Although the material in a battery electrode may look uniform to the naked eye, at the atomic level, it’s a diverse landscape. Tiny variations in materials can affect reaction rates, and thus battery performance, in complex ways.
Professor Jiangyu Li and his colleagues at the University of Washington have built a new tool that could provide a better understanding of how chemical reactions progress at the level of atoms and molecules, creating “new opportunities to engineer materials properties so as to achieve quantum leaps in performance.”
In “Scanning Thermo-ionic Microscopy for Probing Local Electrochemistry at the Nanoscale,” published in the Journal of Applied Physics, Jiangyu Li and his team describe a nanoscale probe that they developed. The concept is similar to atomic force microscopy – a tiny heated cantilever causes fluctuations in temperature and stress in the material beneath the probe. As the material expands and contracts, the cantilever vibrates in a way that can be measured using a laser beam, yielding a nanometer-scale map of the material.

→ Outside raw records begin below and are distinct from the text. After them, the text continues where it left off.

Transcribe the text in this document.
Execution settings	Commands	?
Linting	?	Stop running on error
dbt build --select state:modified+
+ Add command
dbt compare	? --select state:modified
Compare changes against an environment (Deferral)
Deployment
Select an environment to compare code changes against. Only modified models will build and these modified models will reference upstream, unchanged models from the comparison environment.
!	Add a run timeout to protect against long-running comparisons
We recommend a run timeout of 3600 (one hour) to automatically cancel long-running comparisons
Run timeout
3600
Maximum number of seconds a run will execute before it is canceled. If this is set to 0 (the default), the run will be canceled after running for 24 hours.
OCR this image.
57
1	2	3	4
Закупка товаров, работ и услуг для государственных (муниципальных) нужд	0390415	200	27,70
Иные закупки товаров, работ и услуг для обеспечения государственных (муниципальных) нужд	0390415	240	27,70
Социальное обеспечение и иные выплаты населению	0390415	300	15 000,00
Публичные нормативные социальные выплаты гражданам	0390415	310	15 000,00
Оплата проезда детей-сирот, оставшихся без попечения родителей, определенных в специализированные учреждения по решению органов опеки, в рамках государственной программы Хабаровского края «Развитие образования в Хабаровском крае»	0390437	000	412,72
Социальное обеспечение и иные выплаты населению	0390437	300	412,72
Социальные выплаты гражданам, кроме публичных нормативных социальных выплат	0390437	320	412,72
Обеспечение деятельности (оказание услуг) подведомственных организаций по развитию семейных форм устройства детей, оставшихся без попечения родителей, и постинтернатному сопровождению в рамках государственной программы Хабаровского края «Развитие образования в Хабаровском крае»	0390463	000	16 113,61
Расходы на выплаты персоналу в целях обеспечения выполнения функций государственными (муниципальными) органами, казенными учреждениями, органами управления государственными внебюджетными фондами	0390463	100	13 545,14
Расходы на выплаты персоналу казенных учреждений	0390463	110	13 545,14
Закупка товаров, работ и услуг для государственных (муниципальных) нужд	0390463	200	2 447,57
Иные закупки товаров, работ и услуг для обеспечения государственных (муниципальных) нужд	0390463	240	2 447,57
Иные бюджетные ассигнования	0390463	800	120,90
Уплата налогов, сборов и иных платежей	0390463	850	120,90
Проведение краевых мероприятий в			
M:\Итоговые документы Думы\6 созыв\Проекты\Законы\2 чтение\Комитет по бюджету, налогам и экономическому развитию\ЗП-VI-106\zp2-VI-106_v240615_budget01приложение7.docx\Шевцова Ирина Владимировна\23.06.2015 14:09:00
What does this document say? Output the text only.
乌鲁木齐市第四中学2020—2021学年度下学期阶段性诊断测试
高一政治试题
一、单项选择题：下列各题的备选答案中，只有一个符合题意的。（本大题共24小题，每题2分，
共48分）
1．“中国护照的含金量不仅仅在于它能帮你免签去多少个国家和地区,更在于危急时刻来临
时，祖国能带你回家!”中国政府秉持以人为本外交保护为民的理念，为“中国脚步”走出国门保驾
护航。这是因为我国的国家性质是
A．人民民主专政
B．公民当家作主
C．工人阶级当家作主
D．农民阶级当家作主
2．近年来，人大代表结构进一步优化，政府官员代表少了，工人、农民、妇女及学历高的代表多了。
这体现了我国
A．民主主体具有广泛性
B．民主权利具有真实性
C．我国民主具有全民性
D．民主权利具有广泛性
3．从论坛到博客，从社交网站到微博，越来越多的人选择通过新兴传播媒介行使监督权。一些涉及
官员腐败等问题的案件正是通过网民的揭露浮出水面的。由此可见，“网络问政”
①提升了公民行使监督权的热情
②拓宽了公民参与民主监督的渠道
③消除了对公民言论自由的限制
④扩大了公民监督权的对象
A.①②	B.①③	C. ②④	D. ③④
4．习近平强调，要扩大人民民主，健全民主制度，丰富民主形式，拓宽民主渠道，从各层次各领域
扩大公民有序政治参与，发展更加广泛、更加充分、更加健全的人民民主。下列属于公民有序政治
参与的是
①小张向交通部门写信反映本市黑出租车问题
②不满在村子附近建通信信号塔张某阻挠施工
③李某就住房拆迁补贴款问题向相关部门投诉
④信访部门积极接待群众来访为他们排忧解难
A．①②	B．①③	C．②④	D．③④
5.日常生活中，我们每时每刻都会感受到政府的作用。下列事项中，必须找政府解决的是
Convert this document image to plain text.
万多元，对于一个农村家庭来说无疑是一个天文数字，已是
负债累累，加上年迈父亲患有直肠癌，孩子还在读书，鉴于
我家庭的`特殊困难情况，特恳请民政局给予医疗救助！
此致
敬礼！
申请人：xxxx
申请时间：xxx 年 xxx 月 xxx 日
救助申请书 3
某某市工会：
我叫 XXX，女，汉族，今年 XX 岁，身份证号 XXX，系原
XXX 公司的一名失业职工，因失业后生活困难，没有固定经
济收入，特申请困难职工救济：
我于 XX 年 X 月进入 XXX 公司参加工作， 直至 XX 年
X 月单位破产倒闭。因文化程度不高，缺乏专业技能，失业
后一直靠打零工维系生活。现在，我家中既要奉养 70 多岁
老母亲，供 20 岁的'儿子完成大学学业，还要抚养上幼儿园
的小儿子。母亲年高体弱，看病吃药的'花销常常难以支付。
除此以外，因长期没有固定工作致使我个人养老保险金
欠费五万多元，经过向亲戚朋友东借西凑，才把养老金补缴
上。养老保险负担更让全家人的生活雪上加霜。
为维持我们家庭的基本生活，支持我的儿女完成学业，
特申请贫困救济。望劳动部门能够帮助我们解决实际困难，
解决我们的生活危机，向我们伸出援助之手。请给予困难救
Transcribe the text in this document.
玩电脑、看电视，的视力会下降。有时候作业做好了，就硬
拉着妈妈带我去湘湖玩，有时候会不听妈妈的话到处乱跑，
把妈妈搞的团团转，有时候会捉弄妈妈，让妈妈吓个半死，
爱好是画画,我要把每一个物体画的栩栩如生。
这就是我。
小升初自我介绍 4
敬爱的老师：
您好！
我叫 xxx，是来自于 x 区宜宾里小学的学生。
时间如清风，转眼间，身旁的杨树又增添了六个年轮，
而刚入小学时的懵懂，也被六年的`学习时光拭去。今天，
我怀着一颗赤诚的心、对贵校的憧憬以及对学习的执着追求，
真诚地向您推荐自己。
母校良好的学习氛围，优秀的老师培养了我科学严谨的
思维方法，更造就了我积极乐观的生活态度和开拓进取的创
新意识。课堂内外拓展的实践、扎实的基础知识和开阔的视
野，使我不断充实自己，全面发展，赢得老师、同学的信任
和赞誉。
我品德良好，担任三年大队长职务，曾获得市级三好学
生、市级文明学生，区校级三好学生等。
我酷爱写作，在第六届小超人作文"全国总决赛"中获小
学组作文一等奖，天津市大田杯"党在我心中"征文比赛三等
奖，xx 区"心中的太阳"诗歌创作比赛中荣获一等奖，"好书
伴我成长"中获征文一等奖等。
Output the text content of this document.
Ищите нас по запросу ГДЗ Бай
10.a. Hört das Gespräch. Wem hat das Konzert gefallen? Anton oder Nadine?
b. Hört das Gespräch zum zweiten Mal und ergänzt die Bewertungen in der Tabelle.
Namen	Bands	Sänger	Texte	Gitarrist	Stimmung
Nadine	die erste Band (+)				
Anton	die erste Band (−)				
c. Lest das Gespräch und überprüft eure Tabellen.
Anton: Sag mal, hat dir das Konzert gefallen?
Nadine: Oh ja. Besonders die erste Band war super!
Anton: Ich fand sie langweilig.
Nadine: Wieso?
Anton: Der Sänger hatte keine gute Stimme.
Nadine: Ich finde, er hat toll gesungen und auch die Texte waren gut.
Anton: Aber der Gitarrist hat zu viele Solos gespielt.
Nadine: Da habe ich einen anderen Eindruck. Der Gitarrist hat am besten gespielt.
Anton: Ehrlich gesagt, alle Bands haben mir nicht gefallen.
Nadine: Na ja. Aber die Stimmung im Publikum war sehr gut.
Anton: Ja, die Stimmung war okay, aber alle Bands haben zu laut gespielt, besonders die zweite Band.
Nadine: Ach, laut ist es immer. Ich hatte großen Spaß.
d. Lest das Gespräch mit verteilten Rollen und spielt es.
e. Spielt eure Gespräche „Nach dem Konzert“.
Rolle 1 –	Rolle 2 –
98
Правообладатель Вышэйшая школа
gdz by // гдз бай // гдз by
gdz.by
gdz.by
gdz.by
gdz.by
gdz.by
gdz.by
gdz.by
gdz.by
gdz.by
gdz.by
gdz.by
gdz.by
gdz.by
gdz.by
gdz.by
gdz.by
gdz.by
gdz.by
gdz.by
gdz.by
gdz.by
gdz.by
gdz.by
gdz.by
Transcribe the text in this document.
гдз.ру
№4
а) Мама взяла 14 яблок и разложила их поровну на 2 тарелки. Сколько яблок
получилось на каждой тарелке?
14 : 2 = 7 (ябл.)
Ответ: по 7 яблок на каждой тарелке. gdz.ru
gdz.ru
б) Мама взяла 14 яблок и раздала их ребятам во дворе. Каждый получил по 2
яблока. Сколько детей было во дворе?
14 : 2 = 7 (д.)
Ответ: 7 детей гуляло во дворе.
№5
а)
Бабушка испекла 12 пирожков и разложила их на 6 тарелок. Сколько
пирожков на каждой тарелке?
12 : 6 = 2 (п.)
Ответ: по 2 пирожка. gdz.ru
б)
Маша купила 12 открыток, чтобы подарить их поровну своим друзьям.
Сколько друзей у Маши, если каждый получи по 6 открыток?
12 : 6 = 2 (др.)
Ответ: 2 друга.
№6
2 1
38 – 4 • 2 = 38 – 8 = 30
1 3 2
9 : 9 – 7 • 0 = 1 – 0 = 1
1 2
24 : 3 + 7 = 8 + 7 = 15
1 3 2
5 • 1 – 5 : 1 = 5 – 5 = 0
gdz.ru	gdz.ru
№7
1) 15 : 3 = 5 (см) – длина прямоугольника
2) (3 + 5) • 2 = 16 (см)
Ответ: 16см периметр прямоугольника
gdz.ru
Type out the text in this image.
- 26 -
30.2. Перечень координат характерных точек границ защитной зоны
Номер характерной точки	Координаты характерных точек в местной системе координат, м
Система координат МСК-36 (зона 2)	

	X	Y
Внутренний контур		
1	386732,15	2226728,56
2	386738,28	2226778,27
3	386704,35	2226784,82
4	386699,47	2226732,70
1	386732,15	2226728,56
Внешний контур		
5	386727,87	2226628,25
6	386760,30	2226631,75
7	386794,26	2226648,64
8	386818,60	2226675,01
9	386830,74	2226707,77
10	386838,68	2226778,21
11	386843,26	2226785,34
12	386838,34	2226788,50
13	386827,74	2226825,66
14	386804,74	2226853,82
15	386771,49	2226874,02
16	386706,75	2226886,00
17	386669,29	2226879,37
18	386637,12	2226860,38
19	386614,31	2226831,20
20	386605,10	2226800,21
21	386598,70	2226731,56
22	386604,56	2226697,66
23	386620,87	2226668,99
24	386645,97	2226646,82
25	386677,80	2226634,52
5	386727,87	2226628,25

The new approach has advantages over other types of atomic microscopy, and the team believes it will offer researchers a valuable tool for studying electrochemical material properties at the nanoscale. They tested it by measuring the concentration of charged species in Sm-doped ceria and LiFePO4, important materials in solid oxide fuel cells and lithium batteries.
A nanoscale map of the metal ceria produced with the new probe shows a higher response, represented by a yellow color, near the boundary between grains of metal. The higher response corresponds to a higher concentration of charged species.
Image credit: Ehsan Nasr Esfahani/University of Washington
“The concentration of ionic and electronic species are often tied to important rate properties of electrochemical materials – such as surface reactions, interfacial charge transfer, and bulk and surface diffusion – that govern the device performance,” Li said. “By measuring these properties locally on the nanoscale, we can build a much better understanding of how electrochemical systems really work, and thus how to develop new materials with much higher performance.”